Разумеется, он вложил в свой вопрос определенное ехидство. Но далеко ему было до Богдашкина злоехидства! Хуже некуда – Семейка с Тимофеем подъезжают к Казани, Богдаш как ни в чем не бывало купает лошадей. Дед Акишев, который знает многих в Разбойном приказе, и не подозревает, что нужно спешно бежать сюда с барашком в бумажке. А сердитый Ульянка небось по торгу бродит, калачами объедается.
– Ну, помолчи, помолчи…
Евтихеев взялся читать столбцы, подозвал Соболева, что-то ему показывал пальцем с умным видом, тот важно кивал, показывал пальцем иное. Оба делали вид, будто никакого Данилы в горнице нет, и одновременно – что написанное в столбцах имеет к нему прямое отношение. Данила искоса глянул на окошко. Нет, не уйти – рамы железные, в них узор из железных же прутьев в виде кругов и клиньев, и в этот узор вделаны куски слюды. Мало того – окно на замке, мало чем поменее амбарного! Как видно, не он первый додумался удрать из Разбойного приказа в окошко…
Данила, дав клятву, некоторое время был суров и мрачен – коли бы сейчас приступился к нему кат, и точно мог бы изрубить в кусочки, словца бы не услышал. Но невозможно долго стоять вот этак, пень пнем, и думать о погибели. Данила задал себе вопрос – что означает поведение Евтихеева? И хоть не сразу, но ответил: подьячий ждет Савку, посланного взглянуть на Бахтиярово тело. Бежать недалеко – туда и обратно, пожалуй, версты не наберется. А что такое верста для здорового бойкого молодца? Опять же, лишнего времени в избе для покойников не потратит – рожа у бедняги Бахтияра приметная, долго в нее вглядываться не придется.
Хоть в этом Данила оказался прав. Савка распахнул дверь, встал на пороге, быстро поклонился.

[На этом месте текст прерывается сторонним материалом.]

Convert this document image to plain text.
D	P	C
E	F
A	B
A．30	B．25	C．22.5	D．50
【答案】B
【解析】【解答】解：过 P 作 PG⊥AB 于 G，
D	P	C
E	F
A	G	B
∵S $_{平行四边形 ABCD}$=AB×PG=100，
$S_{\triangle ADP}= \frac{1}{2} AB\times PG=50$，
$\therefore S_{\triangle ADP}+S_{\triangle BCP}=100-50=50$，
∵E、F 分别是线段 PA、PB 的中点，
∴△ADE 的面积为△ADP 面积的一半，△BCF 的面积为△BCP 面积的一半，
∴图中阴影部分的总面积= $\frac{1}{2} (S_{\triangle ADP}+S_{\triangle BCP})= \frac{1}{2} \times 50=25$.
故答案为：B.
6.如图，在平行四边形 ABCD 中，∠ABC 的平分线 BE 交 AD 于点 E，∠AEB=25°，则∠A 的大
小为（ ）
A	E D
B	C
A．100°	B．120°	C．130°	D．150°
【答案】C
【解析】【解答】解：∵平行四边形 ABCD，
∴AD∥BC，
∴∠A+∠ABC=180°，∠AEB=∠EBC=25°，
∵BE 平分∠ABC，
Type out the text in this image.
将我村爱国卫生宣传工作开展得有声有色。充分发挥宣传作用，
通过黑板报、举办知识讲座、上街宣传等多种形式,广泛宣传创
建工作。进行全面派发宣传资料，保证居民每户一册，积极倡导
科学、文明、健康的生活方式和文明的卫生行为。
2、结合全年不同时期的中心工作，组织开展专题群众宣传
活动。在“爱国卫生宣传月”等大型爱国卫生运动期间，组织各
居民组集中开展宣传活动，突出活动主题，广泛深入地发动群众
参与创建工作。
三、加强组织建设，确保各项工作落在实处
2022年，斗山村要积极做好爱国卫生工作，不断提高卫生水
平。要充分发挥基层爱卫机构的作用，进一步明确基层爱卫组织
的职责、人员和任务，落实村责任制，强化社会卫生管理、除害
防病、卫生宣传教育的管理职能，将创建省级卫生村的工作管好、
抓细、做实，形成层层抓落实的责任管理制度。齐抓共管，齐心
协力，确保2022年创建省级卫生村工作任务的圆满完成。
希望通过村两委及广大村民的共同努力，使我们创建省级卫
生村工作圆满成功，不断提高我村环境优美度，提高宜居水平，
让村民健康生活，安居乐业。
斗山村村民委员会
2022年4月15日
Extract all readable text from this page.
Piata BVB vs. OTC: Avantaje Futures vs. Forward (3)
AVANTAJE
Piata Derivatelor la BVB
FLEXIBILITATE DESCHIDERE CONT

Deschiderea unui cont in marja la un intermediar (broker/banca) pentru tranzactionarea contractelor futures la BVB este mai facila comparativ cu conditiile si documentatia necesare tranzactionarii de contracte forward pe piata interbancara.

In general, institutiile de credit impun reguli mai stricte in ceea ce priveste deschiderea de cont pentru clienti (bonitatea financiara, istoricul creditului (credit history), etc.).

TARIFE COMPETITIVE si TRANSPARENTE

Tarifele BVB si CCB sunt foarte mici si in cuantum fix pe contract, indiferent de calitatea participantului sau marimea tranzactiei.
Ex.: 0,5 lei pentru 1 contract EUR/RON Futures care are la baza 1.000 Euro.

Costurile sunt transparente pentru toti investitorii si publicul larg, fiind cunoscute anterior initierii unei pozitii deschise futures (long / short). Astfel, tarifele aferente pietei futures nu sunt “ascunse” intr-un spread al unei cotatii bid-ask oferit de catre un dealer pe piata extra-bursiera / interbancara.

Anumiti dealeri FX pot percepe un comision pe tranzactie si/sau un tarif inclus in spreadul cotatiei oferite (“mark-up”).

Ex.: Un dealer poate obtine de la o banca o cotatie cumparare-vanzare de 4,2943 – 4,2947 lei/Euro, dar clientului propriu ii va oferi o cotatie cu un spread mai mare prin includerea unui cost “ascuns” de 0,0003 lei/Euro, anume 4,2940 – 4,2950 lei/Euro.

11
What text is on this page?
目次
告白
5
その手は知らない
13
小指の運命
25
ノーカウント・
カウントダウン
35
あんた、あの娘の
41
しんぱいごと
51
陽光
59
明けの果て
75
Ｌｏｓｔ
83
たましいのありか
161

– Ну, что, врал конюх? – спросил Евтихеев.
– Не врал! Точно, лежит там Бахтияр! Да и не первый день! Я спрашивал, кто принес!
– И кто же?
– Конюхи с Аргамачьих конюшен… – и, увидев недовольство на лице подьячего, Савка тут же добавил: – Там смотрителем Федот Строчевой, он врать не станет, зачем ему?
– Не умничай! Как Бахтияра порешили?
– Рана в горле, узкий нож, не иначе, жилу перешиб.
– Какой еще узкий нож?
– Клинок в ширину менее полувершка, – Савка показал расстояние пальцами.
– Так и я говорил, что джеридом закололи, – подал голос Данила.
– А ты почем знаешь, что джеридом? – спросил Соболев.
Тут-то Даниле и стало страшно.
Он многому научился – ходить за бахматами и аргамаками, драться на кулаках, управляться с норовистым конем, и ему казалось, что главные науки в жизни усвоены. Он даже нашел способ справиться с Богдашкиным злоязычием. О том, что не всегда следует выкрикивать все, что тебе ведомо, он знал, но неким до поры бесполезным знанием. Это была уже вторая ошибка – пожалуй, что поопаснее первой.
Евтихеев встал, хмурый и грозный.
– Эй, молодцы! – крикнул он. – Бакшеева, Середникова сюда! Савка, стой, не пущай сучьего сына!
Данила понятия не имел, что затеял подьячий, но вряд ли приятное. Скорее всего, хотел, чтобы пленника немедленно отволокли в Беклемишевскую башню, к катам.
Сейчас, когда пытка стала неизбежной, Данила понял – нельзя до нее дожить! Нужно расстаться с жизнью сейчас же – в драке кинуться на чей-то нож. Подсаадачник и засапожник у него отняли в кабаке, но оставались джериды – стало быть, он мог прихватить с собой кого-то из Разбойного приказа на тот свет!
Отскочив в угол, он полез за пазуху и быстро вытащил замотанные в чистую тряпицу джериды. Тем временем вызванные подьячим Бакшеев и Середников вошли в горницу даже без поклонов.
– Ну-ка, возьмите молодца да обыщите! – приказал Евтихеев. – Непременно у него джериды сыщутся!
– Только суньтесь! – крикнул Данила и ухватил джерид так, как следует для броска.
Возникло противостояние – в углу готовый к бою и совершенно утративший рассудок Данила, у дверей – Савка, Бакшеев и Середников, у стола стоят онемевшие от такой наглости подьячие. Долго это длиться не могло, но как раз на исходе мига общего молчания дверь опять распахнулась и в горницу влетел поставленный стоймя мешок человеческого роста. За мешком, придерживая его, чтобы не грохнулся, ввалился здоровый детина, до того здоровый, что сразу всем стало мало места.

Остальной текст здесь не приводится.